= State Committee for Scientific Research =

State Committee for Scientific Research in Poland (Polish: Komitet Badań Naukowych - KBN) was an organisational unit operating 1991 to 2005 as the supreme authority within the Ministry of Science and Higher Education regarding State policy in the field of science and technology.

The idea of creating the Committee was born in the academic democratic opposition circles associated with the Solidarity trade union, notably professors Stefan Amsterdamski, Witold Karczewski and Klemens Szaniawski. The institution was created as a successor to the dissolved Bureau of Scientific and Technical Progress and Implementation, which existed between 1984 and 1991. Two main goals for the reform were stated by Amsterdamski, who was tasked with the formation of the Committee as part of Tadeusz Mazowiecki's cabinet: restructuring the existing socialist system of research organization (based around universities, the Polish Academy of Sciences and independent R&D units) and funding (abandoning widespread public funding of applied research and limiting it to basic research).
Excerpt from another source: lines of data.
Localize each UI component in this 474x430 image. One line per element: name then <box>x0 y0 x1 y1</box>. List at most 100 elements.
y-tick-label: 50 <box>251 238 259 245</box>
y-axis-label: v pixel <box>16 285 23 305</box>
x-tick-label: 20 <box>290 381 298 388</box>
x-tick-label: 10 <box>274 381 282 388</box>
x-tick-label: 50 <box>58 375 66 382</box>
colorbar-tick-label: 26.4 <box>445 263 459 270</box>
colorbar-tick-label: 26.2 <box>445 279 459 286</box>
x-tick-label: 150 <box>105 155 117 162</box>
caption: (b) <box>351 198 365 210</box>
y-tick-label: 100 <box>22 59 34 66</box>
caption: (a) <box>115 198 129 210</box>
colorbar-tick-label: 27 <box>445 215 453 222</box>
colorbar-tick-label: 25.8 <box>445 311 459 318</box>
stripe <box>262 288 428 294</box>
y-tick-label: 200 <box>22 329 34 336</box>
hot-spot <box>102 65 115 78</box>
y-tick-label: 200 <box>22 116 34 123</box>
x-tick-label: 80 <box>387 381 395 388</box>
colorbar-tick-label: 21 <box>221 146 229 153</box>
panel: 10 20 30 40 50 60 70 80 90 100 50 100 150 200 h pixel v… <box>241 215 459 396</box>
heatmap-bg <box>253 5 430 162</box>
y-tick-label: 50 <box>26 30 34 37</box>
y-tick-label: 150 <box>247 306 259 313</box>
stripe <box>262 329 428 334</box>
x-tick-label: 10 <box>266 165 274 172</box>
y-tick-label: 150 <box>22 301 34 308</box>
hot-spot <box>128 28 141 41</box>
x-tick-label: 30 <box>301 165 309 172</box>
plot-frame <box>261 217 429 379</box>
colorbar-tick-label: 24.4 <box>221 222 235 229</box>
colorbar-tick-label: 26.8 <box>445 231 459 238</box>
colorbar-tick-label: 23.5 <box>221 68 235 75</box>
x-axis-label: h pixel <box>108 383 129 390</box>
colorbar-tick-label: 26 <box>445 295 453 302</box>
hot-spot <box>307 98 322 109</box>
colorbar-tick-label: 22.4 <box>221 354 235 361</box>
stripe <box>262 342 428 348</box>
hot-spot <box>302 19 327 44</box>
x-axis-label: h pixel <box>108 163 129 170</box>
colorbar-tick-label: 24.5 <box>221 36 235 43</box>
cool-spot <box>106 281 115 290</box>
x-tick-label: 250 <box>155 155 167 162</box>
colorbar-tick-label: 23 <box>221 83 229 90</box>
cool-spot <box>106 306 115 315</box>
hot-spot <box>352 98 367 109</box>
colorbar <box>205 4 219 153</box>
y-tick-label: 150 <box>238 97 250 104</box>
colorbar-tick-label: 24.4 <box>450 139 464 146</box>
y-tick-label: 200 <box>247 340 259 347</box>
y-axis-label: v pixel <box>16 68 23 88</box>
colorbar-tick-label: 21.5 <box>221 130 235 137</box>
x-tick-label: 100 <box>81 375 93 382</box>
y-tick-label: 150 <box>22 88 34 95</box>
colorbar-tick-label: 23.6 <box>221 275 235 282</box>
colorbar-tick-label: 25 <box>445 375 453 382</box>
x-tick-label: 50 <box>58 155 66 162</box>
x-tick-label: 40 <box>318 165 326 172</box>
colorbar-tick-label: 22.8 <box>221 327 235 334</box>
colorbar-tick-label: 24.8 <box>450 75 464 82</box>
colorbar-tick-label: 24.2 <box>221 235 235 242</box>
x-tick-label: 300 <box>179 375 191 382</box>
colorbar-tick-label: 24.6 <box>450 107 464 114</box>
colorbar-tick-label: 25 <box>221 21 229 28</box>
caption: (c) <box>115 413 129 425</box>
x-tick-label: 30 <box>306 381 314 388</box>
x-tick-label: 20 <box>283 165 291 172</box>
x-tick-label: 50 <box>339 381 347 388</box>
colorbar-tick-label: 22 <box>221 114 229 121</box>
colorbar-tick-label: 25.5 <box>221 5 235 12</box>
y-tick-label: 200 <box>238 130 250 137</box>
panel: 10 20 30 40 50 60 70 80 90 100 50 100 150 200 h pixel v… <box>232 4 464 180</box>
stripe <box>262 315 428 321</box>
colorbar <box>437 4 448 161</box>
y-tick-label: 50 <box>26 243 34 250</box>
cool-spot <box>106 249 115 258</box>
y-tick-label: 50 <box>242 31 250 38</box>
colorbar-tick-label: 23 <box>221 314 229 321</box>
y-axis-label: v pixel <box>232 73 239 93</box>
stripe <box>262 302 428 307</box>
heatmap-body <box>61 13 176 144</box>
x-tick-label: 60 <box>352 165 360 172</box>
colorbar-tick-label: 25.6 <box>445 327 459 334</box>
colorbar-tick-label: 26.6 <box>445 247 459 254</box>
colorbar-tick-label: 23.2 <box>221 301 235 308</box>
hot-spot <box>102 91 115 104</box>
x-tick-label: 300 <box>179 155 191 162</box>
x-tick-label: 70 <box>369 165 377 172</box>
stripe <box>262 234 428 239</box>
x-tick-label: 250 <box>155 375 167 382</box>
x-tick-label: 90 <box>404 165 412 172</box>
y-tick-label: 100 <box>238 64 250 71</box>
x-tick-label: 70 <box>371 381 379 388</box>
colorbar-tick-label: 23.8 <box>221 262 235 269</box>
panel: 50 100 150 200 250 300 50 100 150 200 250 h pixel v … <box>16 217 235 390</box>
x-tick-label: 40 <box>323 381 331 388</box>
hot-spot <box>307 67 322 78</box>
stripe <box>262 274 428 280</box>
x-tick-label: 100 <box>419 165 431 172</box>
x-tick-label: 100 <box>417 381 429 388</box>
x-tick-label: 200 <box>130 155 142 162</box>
The underlying aim was the adjustment of the science sector to ongoing market reforms through shock therapy. In 1991 the share of government expenditure on research was 2.5%, which fell to a historically low 1.6% in just four years after the reform.

One of its major tasks was distribution of funds for scientific research among Polish universities, research institutes and other scientific institutions.

In 2005, it was closed and replaced by the Science Council, and in 2010 by National Centre for Research and Development.